Managing these areas can be challenging for the Gardens Team as they’re often at the bottom of our priority list. Thankfully our students present a ready source of labour through Student Action Volunteering to keep on top of places like Brockington.
So, what have the students been doing in Brockington?
Nature, in the absence of large herbivores, tends to revert most land to woodland. This isn’t particularly great for biodiversity as one habitat has less species than multiple habitats. This means that, unmanaged, the meadow area at Brockington would become scrub and eventually woodland. To prevent this from happening some of the student work parties were uprooting self-set tree saplings in the meadow area whilst another student cut back the encroaching bramble edges of the woodland. In order to develop the species richness of the meadow, another pair of students scarified the ground and spread wildflower seeds. Some of these seeds are yellow rattle (Rhinanthus minor) which is a wildflower that is semi-parasitic of grasses. These beautiful yellow flowers will weaken the grass and create a more open structure that favours more wildflowers colonising the area. Hopefully, this will provide a rich source of pollen and nectar for pollinators like butterflies and bumblebees, in this urban area.

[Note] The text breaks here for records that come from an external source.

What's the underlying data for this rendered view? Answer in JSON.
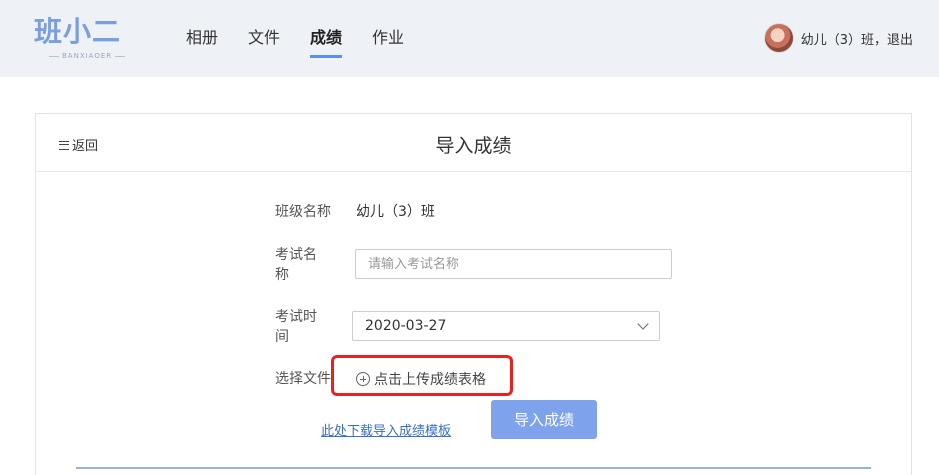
{
  "header": {
    "logo_text": "班小二",
    "logo_sub": "BANXIAOER",
    "nav": [
      {
        "label": "相册",
        "active": false
      },
      {
        "label": "文件",
        "active": false
      },
      {
        "label": "成绩",
        "active": true
      },
      {
        "label": "作业",
        "active": false
      }
    ],
    "user_text": "幼儿（3）班，退出",
    "accent_color": "#5b8ff3"
  },
  "panel": {
    "back_label": "返回",
    "title": "导入成绩"
  },
  "form": {
    "class_name_label": "班级名称",
    "class_name_value": "幼儿（3）班",
    "exam_name_label_1": "考试名",
    "exam_name_label_2": "称",
    "exam_name_placeholder": "请输入考试名称",
    "exam_time_label_1": "考试时",
    "exam_time_label_2": "间",
    "exam_time_value": "2020-03-27",
    "file_label": "选择文件",
    "upload_label": "点击上传成绩表格",
    "download_link": "此处下载导入成绩模板",
    "import_button": "导入成绩"
  }
}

The woodland section also received some management. Last year’s student action group coppiced the hazels in the woodland’s understory, and this has encouraged a more diverse range of flowers to appear on the woodland floor. Gap formation in the canopy is a normal part of woodland ecology. If gaps don’t form, then the woodland floor tends to be colonised by a handful of shade tolerant species. In natural systems, gaps would be created by trees dying through a variety of causes (not least large herbivore damage) and causing them to die. This means light pours down to the woodland floor and encourages lots of light loving species to grow. This window lasts for as long as the gap, with shade tolerant plants returning as the gap fills in. Our students were playing the role of the large herbivores by cutting and damaging woody material and thereby opening gaps in the canopy. The woody material is simply left on the floor as many organisms will feed on it as it breaks down.
During our short visit, I spotted some candle-snuff fungus and these oysterling mushrooms in a deadwood pile. Also present was a slime-mould – this is often misidentified as a fungus, but it is actually a very different group.
If you are passing by Brockington Wildlife Area over the next year, why not pop through the hedge and have 5 minutes in the wildflower meadow. You’ll be surprised how quickly the natural settings makes you think you’re a million miles away from the bustle of a busy university campus.